Lord, Cynthia. Half a Chance
February 25th 2014
by Scholastic Press
E ARC from Netgalley.com
Lucy's father is a photographer who suffers from Pa Ingalls Syndrome-- he doesn't like to stay in one place for very long, so he leaves Lucy and her mother in New Hampshire while he flies off to Arizona to shoot pictures of endangered bugs. Lucy manages missing her father by taking pictures of her own. When she meets Nate, she is glad to have a friend (the girls she meets are a little snotty), and is glad when his grandmother invites her to be on Loon Patrol and keep notes on the endangered loons indigenous to the area. The grandmother is having some memory issues that Nate's family is dealing with, the loons are not doing as well as hoped, and Lucy has decided to enter a photography contest her dad will be judging when he returns home. Lucy realizes that while this is not expressly against the rules, her father would be reluctant to choose her as the winner, so she sends the pictures off under Nate's name. Lucy and Nate want to win the contest because the prize is $500, and they want to take Nate's grandmother out on a pontoon boat for one last trip to see the loons. While she means well, some of Lucy's plans don't turn out as well as she would like, but others turn out fairly well.
Strengths: This had some good, bittersweet moments-- summer, friends, losing a grandparent slowly, missing a parent who is not at home.

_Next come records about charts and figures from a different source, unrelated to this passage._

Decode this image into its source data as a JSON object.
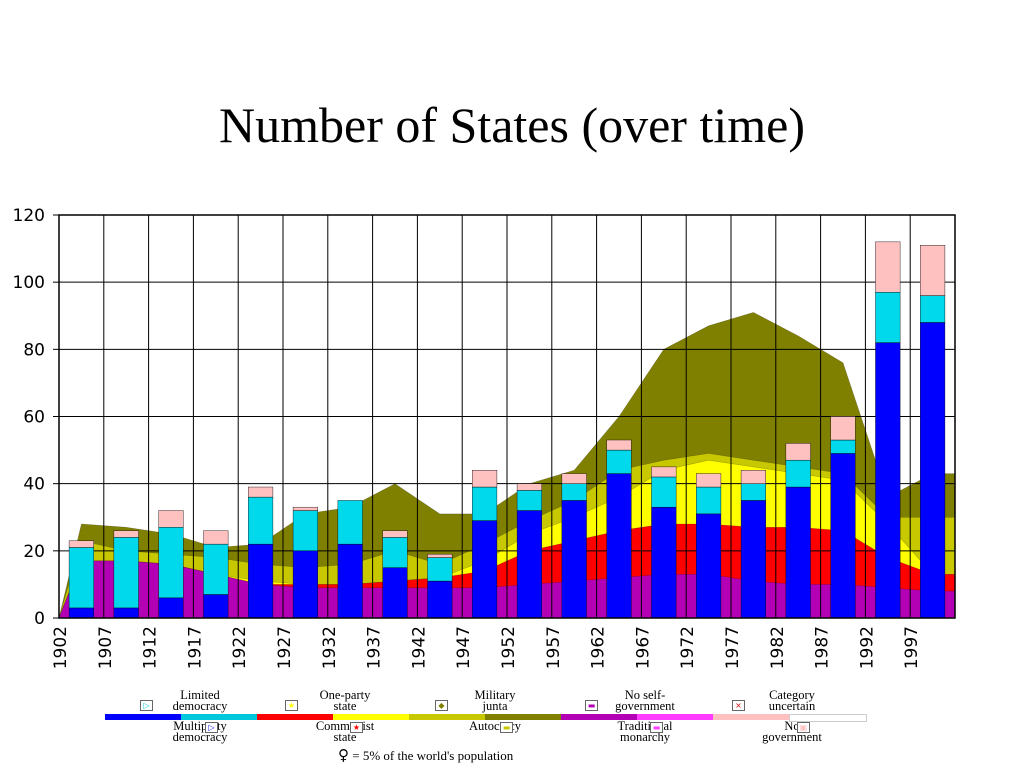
{
  "title": "Number of States (over time)",
  "legend": [
    {
      "label": "Limited\ndemocracy",
      "color": "#00c8dc",
      "icon": "flag-icon"
    },
    {
      "label": "Multiparty\ndemocracy",
      "color": "#0000ff",
      "icon": "flag-icon"
    },
    {
      "label": "One-party\nstate",
      "color": "#ffff00",
      "icon": "star-icon"
    },
    {
      "label": "Communist\nstate",
      "color": "#ff0000",
      "icon": "star-icon"
    },
    {
      "label": "Military\njunta",
      "color": "#808000",
      "icon": "fist-icon"
    },
    {
      "label": "Autocracy",
      "color": "#c8c800",
      "icon": "crown-icon"
    },
    {
      "label": "No self-\ngovernment",
      "color": "#b400b4",
      "icon": "bar-icon"
    },
    {
      "label": "Traditional\nmonarchy",
      "color": "#ff3cff",
      "icon": "throne-icon"
    },
    {
      "label": "Category\nuncertain",
      "color": "#ffffff",
      "icon": "cross-icon"
    },
    {
      "label": "No\ngovernment",
      "color": "#ffc0c0",
      "icon": "q-icon"
    }
  ],
  "population_note": "= 5% of the world's population",
  "chart_data": {
    "type": "area",
    "title": "Number of States (over time)",
    "xlabel": "",
    "ylabel": "",
    "ylim": [
      0,
      120
    ],
    "grid": true,
    "yticks": [
      "0",
      "20",
      "40",
      "60",
      "80",
      "100",
      "120"
    ],
    "years": [
      "1902",
      "1907",
      "1912",
      "1917",
      "1922",
      "1927",
      "1932",
      "1937",
      "1942",
      "1947",
      "1952",
      "1957",
      "1962",
      "1967",
      "1972",
      "1977",
      "1982",
      "1987",
      "1992",
      "1997"
    ],
    "area_series": [
      {
        "name": "No self-government",
        "color": "#b400b4",
        "values": [
          17,
          17,
          16,
          13,
          10,
          9,
          9,
          9,
          9,
          9,
          10,
          11,
          12,
          13,
          13,
          11,
          10,
          10,
          9,
          8
        ]
      },
      {
        "name": "Communist state",
        "color": "#ff0000",
        "values": [
          17,
          17,
          16,
          13,
          10,
          10,
          10,
          11,
          12,
          14,
          20,
          23,
          26,
          28,
          28,
          27,
          27,
          26,
          18,
          13
        ]
      },
      {
        "name": "One-party state",
        "color": "#ffff00",
        "values": [
          17,
          17,
          16,
          13,
          11,
          10,
          10,
          11,
          12,
          17,
          25,
          30,
          36,
          44,
          47,
          45,
          43,
          41,
          28,
          13
        ]
      },
      {
        "name": "Autocracy",
        "color": "#c8c800",
        "values": [
          23,
          20,
          19,
          18,
          16,
          15,
          16,
          20,
          16,
          22,
          29,
          35,
          44,
          47,
          49,
          47,
          45,
          43,
          30,
          30
        ]
      },
      {
        "name": "Military junta",
        "color": "#808000",
        "values": [
          28,
          27,
          25,
          21,
          22,
          31,
          33,
          40,
          31,
          31,
          40,
          44,
          60,
          80,
          87,
          91,
          84,
          76,
          36,
          43
        ]
      }
    ],
    "bar_series": [
      {
        "name": "Multiparty democracy",
        "color": "#0000ff",
        "values": [
          3,
          3,
          6,
          7,
          22,
          20,
          22,
          15,
          11,
          29,
          32,
          35,
          43,
          33,
          31,
          35,
          39,
          49,
          82,
          88
        ]
      },
      {
        "name": "Limited democracy",
        "color": "#00d8ec",
        "values": [
          18,
          21,
          21,
          15,
          14,
          12,
          13,
          9,
          7,
          10,
          6,
          5,
          7,
          9,
          8,
          5,
          8,
          4,
          15,
          8
        ]
      },
      {
        "name": "No government",
        "color": "#ffc0c0",
        "values": [
          2,
          2,
          5,
          4,
          3,
          1,
          0,
          2,
          1,
          5,
          2,
          3,
          3,
          3,
          4,
          4,
          5,
          7,
          15,
          15
        ]
      }
    ]
  }
}
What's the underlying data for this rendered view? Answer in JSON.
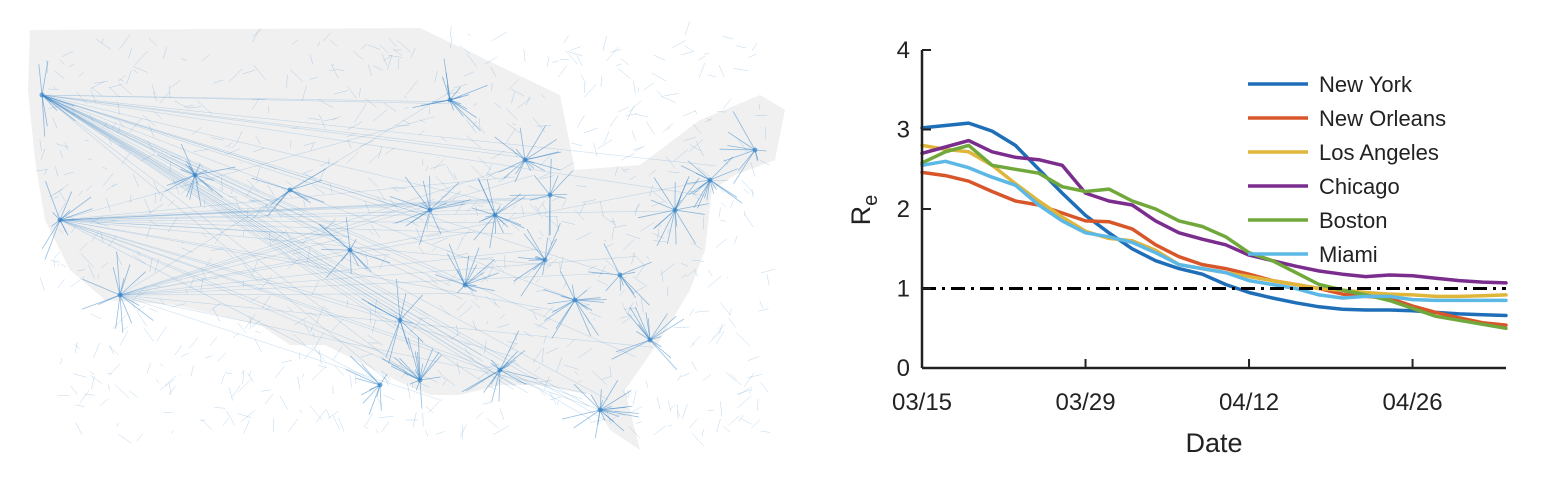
{
  "map": {
    "network_color": "#3a86c8",
    "land_color": "#f0f0f0"
  },
  "chart_data": {
    "type": "line",
    "title": "",
    "xlabel": "Date",
    "ylabel_main": "R",
    "ylabel_sub": "e",
    "x_ticks": [
      "03/15",
      "03/29",
      "04/12",
      "04/26"
    ],
    "x_tick_days": [
      0,
      14,
      28,
      42
    ],
    "xlim_days": [
      0,
      50
    ],
    "ylim": [
      0,
      4
    ],
    "y_ticks": [
      0,
      1,
      2,
      3,
      4
    ],
    "threshold": {
      "value": 1,
      "style": "dash-dot",
      "color": "#000000"
    },
    "legend_position": "top-right",
    "grid": false,
    "series": [
      {
        "name": "New York",
        "color": "#1f6fb8",
        "x": [
          0,
          2,
          4,
          6,
          8,
          10,
          12,
          14,
          16,
          18,
          20,
          22,
          24,
          26,
          28,
          30,
          32,
          34,
          36,
          38,
          40,
          42,
          44,
          46,
          48,
          50
        ],
        "y": [
          3.02,
          3.05,
          3.08,
          2.98,
          2.8,
          2.5,
          2.2,
          1.92,
          1.7,
          1.5,
          1.35,
          1.25,
          1.18,
          1.05,
          0.95,
          0.88,
          0.82,
          0.77,
          0.74,
          0.73,
          0.73,
          0.72,
          0.7,
          0.68,
          0.67,
          0.66
        ]
      },
      {
        "name": "New Orleans",
        "color": "#d8572a",
        "x": [
          0,
          2,
          4,
          6,
          8,
          10,
          12,
          14,
          16,
          18,
          20,
          22,
          24,
          26,
          28,
          30,
          32,
          34,
          36,
          38,
          40,
          42,
          44,
          46,
          48,
          50
        ],
        "y": [
          2.46,
          2.42,
          2.35,
          2.22,
          2.1,
          2.05,
          1.95,
          1.85,
          1.84,
          1.75,
          1.55,
          1.4,
          1.3,
          1.25,
          1.18,
          1.1,
          1.05,
          1.0,
          0.93,
          0.9,
          0.88,
          0.78,
          0.7,
          0.63,
          0.57,
          0.54
        ]
      },
      {
        "name": "Los Angeles",
        "color": "#e0b63a",
        "x": [
          0,
          2,
          4,
          6,
          8,
          10,
          12,
          14,
          16,
          18,
          20,
          22,
          24,
          26,
          28,
          30,
          32,
          34,
          36,
          38,
          40,
          42,
          44,
          46,
          48,
          50
        ],
        "y": [
          2.8,
          2.75,
          2.72,
          2.55,
          2.32,
          2.1,
          1.9,
          1.72,
          1.63,
          1.6,
          1.48,
          1.3,
          1.25,
          1.2,
          1.15,
          1.1,
          1.05,
          1.0,
          0.98,
          0.95,
          0.93,
          0.92,
          0.9,
          0.9,
          0.91,
          0.92
        ]
      },
      {
        "name": "Chicago",
        "color": "#7b2d8e",
        "x": [
          0,
          2,
          4,
          6,
          8,
          10,
          12,
          14,
          16,
          18,
          20,
          22,
          24,
          26,
          28,
          30,
          32,
          34,
          36,
          38,
          40,
          42,
          44,
          46,
          48,
          50
        ],
        "y": [
          2.7,
          2.78,
          2.86,
          2.72,
          2.65,
          2.62,
          2.55,
          2.2,
          2.1,
          2.05,
          1.85,
          1.7,
          1.62,
          1.55,
          1.42,
          1.35,
          1.28,
          1.22,
          1.18,
          1.15,
          1.17,
          1.16,
          1.13,
          1.1,
          1.08,
          1.07
        ]
      },
      {
        "name": "Boston",
        "color": "#70a83c",
        "x": [
          0,
          2,
          4,
          6,
          8,
          10,
          12,
          14,
          16,
          18,
          20,
          22,
          24,
          26,
          28,
          30,
          32,
          34,
          36,
          38,
          40,
          42,
          44,
          46,
          48,
          50
        ],
        "y": [
          2.58,
          2.72,
          2.8,
          2.55,
          2.5,
          2.45,
          2.28,
          2.22,
          2.25,
          2.1,
          2.0,
          1.85,
          1.78,
          1.65,
          1.45,
          1.35,
          1.2,
          1.05,
          0.98,
          0.92,
          0.85,
          0.75,
          0.65,
          0.6,
          0.55,
          0.5
        ]
      },
      {
        "name": "Miami",
        "color": "#5cb8e5",
        "x": [
          0,
          2,
          4,
          6,
          8,
          10,
          12,
          14,
          16,
          18,
          20,
          22,
          24,
          26,
          28,
          30,
          32,
          34,
          36,
          38,
          40,
          42,
          44,
          46,
          48,
          50
        ],
        "y": [
          2.55,
          2.6,
          2.52,
          2.4,
          2.3,
          2.05,
          1.85,
          1.7,
          1.65,
          1.58,
          1.45,
          1.3,
          1.25,
          1.2,
          1.1,
          1.05,
          1.0,
          0.92,
          0.88,
          0.9,
          0.9,
          0.86,
          0.85,
          0.85,
          0.85,
          0.85
        ]
      }
    ]
  }
}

Also, a nice sense of place, and the issue with the loons was interesting. Even Lucy's obsession with photographing everything is done realistically, and in the end she does realize that she doesn't need to observe her entire life through a lens.
Weaknesses: This is very slow and very introspective, and seems like the sort of book that teachers and librarians will like way more than students will. The nice part about this is that if teachers read this book TO their classes enthusiastically, the students will catch the enthusiasm. This explains why books like Wonder and Hound Dog True occasionally get checked out even though they are not something students would actually ask for.